How can he be charged?  He was stranded and swam to shore for his own safety not to invade the airport.  I imagine that the people who spent $100 million on the security system are embarrassed but that is not this guy's fault.

Max
Max

He wasn't charged for swimming to shore. He was charged for climbing an 8-foot fence that had "No trespassing" signs. If it was possible to go around, he should've done so.

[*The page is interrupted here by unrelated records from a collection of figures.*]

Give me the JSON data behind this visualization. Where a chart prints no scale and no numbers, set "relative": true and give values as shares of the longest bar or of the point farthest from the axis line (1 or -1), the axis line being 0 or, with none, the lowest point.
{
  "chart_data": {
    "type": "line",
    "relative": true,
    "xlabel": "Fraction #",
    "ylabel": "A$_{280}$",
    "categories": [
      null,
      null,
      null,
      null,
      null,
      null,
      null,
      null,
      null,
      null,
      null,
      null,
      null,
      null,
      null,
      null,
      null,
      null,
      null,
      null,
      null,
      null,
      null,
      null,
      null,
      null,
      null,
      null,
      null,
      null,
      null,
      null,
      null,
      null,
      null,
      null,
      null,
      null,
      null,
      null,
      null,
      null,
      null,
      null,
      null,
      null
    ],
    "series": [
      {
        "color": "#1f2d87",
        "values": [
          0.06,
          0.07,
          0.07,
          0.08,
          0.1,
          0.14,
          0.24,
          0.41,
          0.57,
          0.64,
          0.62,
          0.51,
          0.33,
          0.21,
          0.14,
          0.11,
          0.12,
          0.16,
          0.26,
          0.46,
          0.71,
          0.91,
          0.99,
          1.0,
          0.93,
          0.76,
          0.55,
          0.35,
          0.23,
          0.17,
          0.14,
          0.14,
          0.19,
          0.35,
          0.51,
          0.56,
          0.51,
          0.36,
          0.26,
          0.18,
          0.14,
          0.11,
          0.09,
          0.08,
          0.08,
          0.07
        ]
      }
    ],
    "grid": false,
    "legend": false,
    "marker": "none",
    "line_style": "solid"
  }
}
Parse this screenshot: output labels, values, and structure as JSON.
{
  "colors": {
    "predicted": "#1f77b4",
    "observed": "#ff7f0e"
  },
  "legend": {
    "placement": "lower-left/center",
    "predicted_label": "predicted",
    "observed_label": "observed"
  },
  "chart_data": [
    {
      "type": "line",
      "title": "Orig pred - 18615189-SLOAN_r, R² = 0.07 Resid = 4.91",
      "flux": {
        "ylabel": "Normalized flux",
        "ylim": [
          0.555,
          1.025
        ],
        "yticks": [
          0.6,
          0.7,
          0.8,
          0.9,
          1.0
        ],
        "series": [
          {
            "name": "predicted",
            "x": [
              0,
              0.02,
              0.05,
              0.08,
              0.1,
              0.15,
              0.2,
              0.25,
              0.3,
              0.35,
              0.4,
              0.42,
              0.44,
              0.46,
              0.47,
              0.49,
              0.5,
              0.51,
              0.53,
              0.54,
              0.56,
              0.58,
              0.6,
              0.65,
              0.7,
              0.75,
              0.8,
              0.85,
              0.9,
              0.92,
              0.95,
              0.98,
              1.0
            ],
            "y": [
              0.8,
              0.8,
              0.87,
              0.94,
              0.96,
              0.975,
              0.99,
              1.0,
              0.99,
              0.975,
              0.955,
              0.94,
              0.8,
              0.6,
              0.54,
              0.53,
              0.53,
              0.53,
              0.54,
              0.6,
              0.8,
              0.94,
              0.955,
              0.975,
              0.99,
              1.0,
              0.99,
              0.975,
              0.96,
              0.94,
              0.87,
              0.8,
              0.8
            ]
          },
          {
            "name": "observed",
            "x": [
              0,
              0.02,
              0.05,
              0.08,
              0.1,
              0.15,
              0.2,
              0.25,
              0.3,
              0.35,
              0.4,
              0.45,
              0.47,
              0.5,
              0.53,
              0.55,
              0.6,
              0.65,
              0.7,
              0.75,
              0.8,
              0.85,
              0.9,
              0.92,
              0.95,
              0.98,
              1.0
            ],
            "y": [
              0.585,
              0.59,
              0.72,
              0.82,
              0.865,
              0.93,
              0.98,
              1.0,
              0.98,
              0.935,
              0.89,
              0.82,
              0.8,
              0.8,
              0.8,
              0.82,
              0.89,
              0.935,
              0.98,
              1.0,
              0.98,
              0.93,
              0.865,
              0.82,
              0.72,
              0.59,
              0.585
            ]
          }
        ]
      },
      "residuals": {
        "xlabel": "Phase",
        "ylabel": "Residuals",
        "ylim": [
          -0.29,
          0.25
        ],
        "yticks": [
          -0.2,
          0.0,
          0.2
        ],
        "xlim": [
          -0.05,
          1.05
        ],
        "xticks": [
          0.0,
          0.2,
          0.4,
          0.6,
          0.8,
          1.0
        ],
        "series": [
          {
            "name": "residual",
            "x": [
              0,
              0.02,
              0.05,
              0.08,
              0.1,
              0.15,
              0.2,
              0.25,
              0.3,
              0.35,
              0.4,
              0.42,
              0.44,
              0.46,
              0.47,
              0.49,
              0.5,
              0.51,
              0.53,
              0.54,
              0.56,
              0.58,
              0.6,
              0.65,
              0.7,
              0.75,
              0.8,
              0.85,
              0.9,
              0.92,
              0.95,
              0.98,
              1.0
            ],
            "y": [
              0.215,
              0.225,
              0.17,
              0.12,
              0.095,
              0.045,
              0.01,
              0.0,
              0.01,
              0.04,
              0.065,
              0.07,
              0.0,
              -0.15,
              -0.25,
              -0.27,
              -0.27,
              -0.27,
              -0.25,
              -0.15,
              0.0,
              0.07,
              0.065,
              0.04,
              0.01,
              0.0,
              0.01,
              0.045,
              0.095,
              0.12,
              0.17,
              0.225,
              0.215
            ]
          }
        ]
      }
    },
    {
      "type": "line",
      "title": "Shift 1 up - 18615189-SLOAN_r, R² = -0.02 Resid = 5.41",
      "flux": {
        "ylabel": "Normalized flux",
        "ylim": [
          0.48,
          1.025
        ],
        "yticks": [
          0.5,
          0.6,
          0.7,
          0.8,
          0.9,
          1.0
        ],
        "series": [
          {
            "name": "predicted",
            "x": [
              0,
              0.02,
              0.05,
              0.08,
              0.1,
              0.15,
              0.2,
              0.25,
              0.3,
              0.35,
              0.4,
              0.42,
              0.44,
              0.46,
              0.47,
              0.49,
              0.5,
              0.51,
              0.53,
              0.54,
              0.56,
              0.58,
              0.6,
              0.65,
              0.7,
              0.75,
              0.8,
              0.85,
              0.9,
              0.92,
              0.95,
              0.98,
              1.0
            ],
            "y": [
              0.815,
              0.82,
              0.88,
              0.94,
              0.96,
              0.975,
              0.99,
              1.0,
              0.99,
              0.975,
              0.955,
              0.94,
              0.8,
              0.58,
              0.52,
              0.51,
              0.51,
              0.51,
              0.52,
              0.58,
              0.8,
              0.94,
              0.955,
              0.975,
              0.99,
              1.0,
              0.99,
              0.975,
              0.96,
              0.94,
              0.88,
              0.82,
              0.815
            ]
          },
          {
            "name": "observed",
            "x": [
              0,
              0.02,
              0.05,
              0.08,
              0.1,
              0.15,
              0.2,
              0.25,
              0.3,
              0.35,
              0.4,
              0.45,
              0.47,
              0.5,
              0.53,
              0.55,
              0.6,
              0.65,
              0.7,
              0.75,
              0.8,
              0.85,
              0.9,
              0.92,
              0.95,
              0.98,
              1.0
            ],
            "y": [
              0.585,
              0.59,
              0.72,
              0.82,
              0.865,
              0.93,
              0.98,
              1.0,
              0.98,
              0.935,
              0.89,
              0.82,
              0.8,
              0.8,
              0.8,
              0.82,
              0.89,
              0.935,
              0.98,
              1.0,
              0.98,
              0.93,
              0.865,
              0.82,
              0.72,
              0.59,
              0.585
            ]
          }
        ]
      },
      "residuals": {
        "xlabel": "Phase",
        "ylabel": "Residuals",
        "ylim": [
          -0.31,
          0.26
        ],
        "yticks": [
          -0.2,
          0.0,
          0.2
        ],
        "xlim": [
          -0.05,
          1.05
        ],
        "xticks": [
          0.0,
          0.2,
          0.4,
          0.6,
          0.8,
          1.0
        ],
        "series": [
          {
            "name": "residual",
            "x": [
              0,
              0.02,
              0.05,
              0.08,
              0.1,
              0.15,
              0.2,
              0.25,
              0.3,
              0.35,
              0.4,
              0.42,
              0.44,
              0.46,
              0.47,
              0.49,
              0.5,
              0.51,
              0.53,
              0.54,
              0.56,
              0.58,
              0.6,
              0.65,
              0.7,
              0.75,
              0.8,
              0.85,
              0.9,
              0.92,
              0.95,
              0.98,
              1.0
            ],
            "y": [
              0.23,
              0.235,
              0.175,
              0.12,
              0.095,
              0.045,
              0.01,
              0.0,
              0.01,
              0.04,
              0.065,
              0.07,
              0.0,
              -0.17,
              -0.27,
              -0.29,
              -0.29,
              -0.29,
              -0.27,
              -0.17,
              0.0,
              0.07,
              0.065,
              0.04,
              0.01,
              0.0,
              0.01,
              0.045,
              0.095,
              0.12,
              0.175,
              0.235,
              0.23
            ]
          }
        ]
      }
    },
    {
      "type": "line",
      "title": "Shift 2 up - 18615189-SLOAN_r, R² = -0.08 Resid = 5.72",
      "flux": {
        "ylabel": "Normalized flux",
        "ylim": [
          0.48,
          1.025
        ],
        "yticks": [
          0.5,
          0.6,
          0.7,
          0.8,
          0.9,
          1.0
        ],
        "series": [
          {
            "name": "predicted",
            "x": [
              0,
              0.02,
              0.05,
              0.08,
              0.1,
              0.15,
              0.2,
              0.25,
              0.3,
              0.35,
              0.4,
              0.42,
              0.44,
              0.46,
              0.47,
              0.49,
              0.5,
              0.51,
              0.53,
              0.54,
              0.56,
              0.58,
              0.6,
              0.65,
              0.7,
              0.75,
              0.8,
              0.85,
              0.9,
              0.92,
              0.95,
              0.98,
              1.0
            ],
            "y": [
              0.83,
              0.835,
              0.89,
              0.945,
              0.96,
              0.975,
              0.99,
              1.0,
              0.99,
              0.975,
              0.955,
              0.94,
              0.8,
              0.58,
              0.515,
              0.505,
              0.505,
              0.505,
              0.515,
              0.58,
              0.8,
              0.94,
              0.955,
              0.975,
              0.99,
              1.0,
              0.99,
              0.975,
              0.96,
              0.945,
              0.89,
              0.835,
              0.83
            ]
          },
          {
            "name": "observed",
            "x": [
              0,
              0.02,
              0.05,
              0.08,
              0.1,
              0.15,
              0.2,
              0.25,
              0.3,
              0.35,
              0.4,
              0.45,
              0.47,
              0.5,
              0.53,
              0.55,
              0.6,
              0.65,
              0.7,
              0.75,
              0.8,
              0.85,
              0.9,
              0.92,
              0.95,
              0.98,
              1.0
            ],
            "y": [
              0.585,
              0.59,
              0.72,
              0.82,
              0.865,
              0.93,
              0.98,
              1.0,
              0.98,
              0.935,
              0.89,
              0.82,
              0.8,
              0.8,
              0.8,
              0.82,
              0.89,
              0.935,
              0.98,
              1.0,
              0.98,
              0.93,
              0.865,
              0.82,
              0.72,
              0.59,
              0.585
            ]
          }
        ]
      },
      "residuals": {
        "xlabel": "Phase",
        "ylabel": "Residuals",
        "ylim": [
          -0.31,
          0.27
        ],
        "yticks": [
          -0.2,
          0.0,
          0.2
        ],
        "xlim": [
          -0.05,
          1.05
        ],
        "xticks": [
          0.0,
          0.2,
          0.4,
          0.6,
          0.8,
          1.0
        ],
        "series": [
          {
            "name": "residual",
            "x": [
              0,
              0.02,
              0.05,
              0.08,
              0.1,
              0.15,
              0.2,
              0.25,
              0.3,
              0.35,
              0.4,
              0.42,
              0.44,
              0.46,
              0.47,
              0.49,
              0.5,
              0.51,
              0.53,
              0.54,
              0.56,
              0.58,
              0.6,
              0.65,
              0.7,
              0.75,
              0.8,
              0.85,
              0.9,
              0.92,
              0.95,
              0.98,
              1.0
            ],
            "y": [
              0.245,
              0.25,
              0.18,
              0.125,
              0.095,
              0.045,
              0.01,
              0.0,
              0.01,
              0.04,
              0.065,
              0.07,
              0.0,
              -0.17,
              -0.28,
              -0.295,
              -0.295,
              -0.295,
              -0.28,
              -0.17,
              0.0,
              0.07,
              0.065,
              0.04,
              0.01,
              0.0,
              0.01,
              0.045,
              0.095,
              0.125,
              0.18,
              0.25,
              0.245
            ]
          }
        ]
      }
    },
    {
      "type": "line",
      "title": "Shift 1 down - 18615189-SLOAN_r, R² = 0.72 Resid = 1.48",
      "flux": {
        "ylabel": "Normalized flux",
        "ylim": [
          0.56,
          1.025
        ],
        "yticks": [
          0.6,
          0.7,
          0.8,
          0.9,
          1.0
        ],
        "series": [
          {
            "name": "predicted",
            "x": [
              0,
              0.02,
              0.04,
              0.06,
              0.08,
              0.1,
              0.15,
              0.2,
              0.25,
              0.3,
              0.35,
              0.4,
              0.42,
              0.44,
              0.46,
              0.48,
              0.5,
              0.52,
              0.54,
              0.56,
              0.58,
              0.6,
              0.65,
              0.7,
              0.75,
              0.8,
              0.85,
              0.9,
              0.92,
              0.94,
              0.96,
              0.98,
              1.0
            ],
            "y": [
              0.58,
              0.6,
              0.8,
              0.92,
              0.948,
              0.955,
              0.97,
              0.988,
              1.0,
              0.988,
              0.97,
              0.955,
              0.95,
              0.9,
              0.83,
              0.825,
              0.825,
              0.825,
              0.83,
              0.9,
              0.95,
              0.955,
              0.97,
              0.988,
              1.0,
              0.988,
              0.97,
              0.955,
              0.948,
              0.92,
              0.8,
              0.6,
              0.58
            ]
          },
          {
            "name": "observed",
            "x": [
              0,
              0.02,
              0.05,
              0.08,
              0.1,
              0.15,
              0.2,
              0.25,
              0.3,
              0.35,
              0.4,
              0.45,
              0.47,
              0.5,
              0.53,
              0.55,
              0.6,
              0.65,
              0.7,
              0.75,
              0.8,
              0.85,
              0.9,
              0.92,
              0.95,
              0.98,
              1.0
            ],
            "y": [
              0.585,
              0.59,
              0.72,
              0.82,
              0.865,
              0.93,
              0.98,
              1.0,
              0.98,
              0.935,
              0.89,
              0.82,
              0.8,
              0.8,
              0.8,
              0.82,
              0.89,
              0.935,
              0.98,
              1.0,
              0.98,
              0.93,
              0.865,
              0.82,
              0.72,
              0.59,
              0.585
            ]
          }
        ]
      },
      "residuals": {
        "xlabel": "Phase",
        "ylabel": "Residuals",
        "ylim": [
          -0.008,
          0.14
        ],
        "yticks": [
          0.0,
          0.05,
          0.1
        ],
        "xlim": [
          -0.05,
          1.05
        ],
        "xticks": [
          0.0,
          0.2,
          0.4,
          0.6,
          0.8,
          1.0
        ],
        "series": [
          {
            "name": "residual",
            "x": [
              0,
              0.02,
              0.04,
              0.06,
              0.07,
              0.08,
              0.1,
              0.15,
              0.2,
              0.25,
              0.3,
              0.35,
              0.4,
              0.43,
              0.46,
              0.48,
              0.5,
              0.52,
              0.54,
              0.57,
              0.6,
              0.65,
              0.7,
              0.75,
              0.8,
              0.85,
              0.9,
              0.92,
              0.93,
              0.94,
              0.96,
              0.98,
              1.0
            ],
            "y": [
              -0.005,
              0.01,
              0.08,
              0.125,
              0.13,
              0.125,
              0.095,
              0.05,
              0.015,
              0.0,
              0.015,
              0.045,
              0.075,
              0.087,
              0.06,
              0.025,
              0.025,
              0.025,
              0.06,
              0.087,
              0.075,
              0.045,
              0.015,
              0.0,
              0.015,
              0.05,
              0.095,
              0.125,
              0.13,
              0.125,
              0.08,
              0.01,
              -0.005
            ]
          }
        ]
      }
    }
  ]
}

How would you like it if someone broke into your house, claiming to be lost and looking for help?

IceTrey
IceTrey

He never claimed he was lost. He obviously knew he was at JFK. If I lived in a remote area and someone who really needed help broke into my house I wouldn't be that upset.

eifg
eifg

He did not break into a private home, the airport is a public facility and he did not enter with the intent of causing harm.  I don't know if it was possible to go around or not.  I suspect that the size of the airport would make it difficult.  I am willing to forgive the guy for climbing the fence since was in a bad situation.  Maybe he did not pick the best solution but I don't think it makes him a criminal.

IceTrey
IceTrey

The breech was detected. When the guy walked up to the ticket counter and asked for help. They didn't lock down the airport.

Max
Max

I don't think an airport runway is a public facility. Had the breech been detected, the airport could've been locked down, causing delays for many people. The charges may be dropped in the end, but he did trespass, and the Port Authority has to deter copycats.